Joel Kotkin from the December 2000 issue
(Page 4 of 4)
In the coming decades, this disconnect between the labor force and the economy in some areas could lead to an exodus of middle-class people and businesses to less troubled places, as happened previously in inner cities. Across the country, many aging suburbs, such as Upper Darby near Philadelphia and Harvey outside Chicago, are well on the way to becoming highly diverse suburban slums as businesses move farther out in-to the geographic periphery. Others-in regions including Boston, New Orleans, Cleveland, St. Louis, Dallas, and Indianapolis-now struggle to retain their attractiveness.
If unchecked, a broader ghettoization looms as a distinct possibility, particularly in some of the older areas filled with smaller houses and more mundane apartment buildings. These areas could become -as have some suburbs of Paris-dysfunctional, balkanized losers in the new digital geography. "It's a different place now. We can go either way," says Robert Scott, a former L.A. planning commissioner and leader of the San Fernando Valley's drive to secede from Los Angeles.
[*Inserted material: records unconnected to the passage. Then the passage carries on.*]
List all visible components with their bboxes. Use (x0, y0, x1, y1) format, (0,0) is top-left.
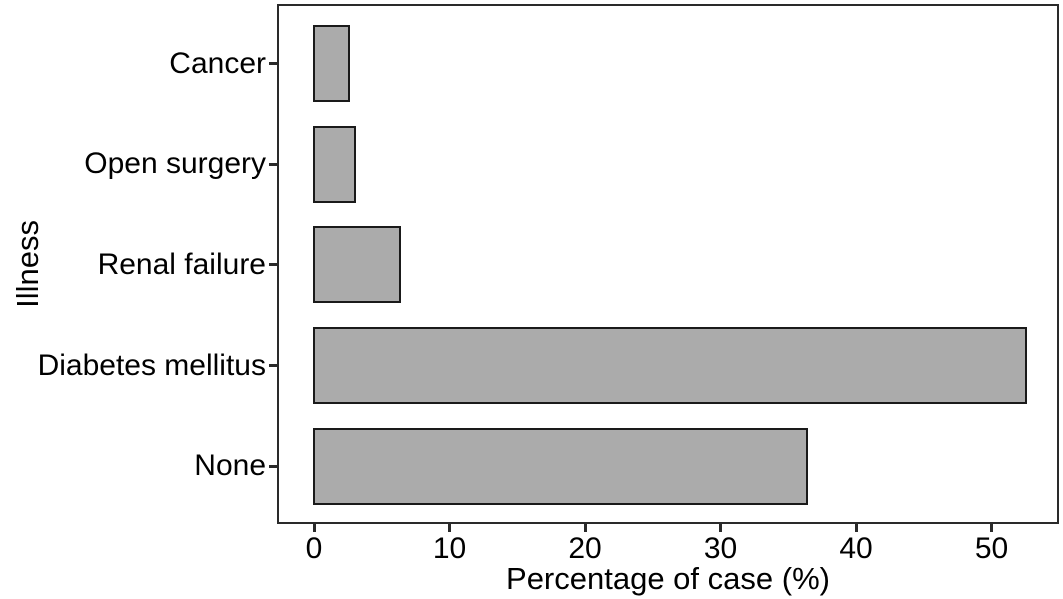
y-axis-tick-mark (269, 464, 277, 468)
bar-renal-failure (313, 226, 401, 304)
x-axis-tick-mark (448, 524, 451, 532)
x-tick-label: 20 (568, 532, 602, 565)
x-tick-label: 0 (305, 532, 323, 565)
y-axis-title-wrap: Illness (8, 4, 48, 524)
bar-none (313, 427, 808, 505)
bar-open-surgery (313, 125, 356, 203)
x-tick-label: 10 (432, 532, 467, 565)
x-axis-title: Percentage of case (%) (506, 561, 830, 596)
y-tick-label: Renal failure (97, 247, 266, 281)
x-tick-label: 40 (839, 532, 873, 565)
x-tick-label: 30 (703, 532, 738, 565)
y-axis-tick-mark (269, 62, 277, 65)
y-tick-label: Diabetes mellitus (37, 348, 266, 382)
y-axis-tick-mark (269, 263, 277, 267)
bar-cancer (313, 25, 350, 102)
x-axis-tick-mark (583, 524, 587, 532)
x-axis-tick-mark (719, 524, 722, 532)
y-axis-tick-mark (269, 364, 277, 368)
x-axis-tick-mark (312, 524, 316, 532)
y-tick-label: Cancer (169, 46, 266, 80)
x-axis-tick-mark (990, 524, 993, 532)
bar-diabetes-mellitus (313, 327, 1027, 405)
y-tick-label: Open surgery (84, 147, 266, 181)
y-tick-label: None (194, 449, 266, 483)
x-axis-tick-mark (854, 524, 858, 532)
y-axis-title: Illness (10, 220, 45, 308)
y-axis-tick-mark (269, 162, 277, 166)
x-tick-label: 50 (974, 532, 1009, 565)
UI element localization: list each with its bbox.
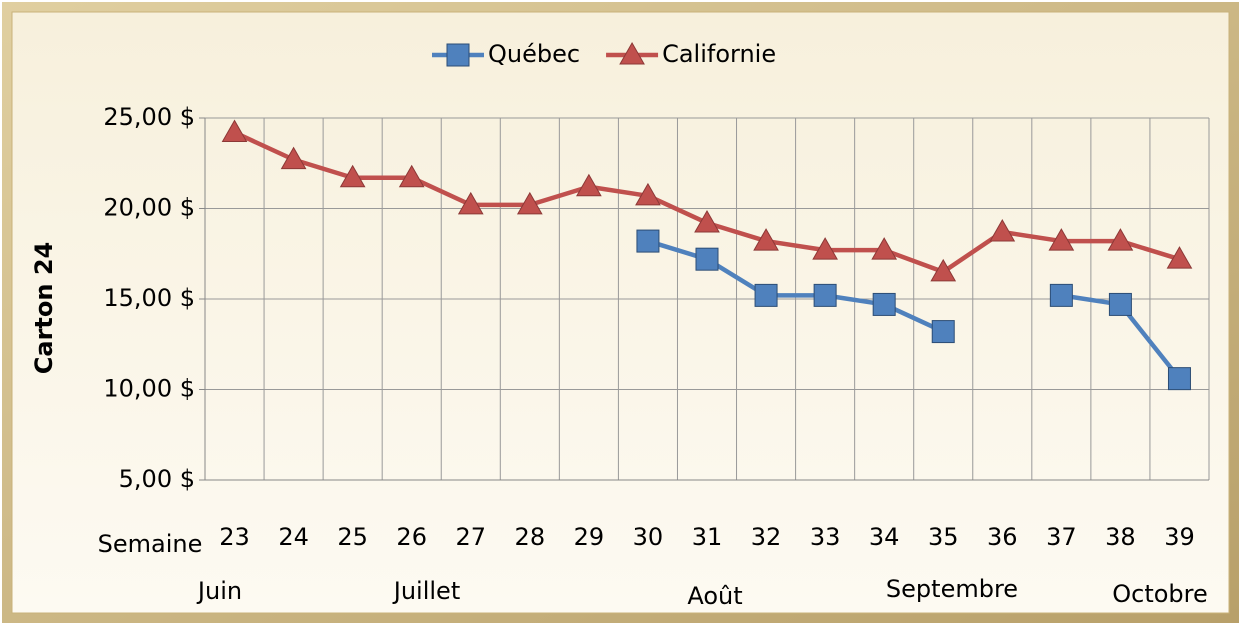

Scott grew up in the once all-white, now predominantly Latino community of Van Nuys. "The valley can become a storehouse of poverty and disenchantment," he says, "or it can become a series of neighborhoods with a sense of uniqueness and an investment in its future." As Scott suggests, for these new melting pots, the best course may be not so much to try clinging to their demographic past as to find a way to seize the advantages of their more diverse roles, both economically and demographically. No longer "lily white" enclaves, such communities increasingly must draw their strength, as the great cities before them did, from the energies, skills, and cultural offerings of their increasingly diverse populations.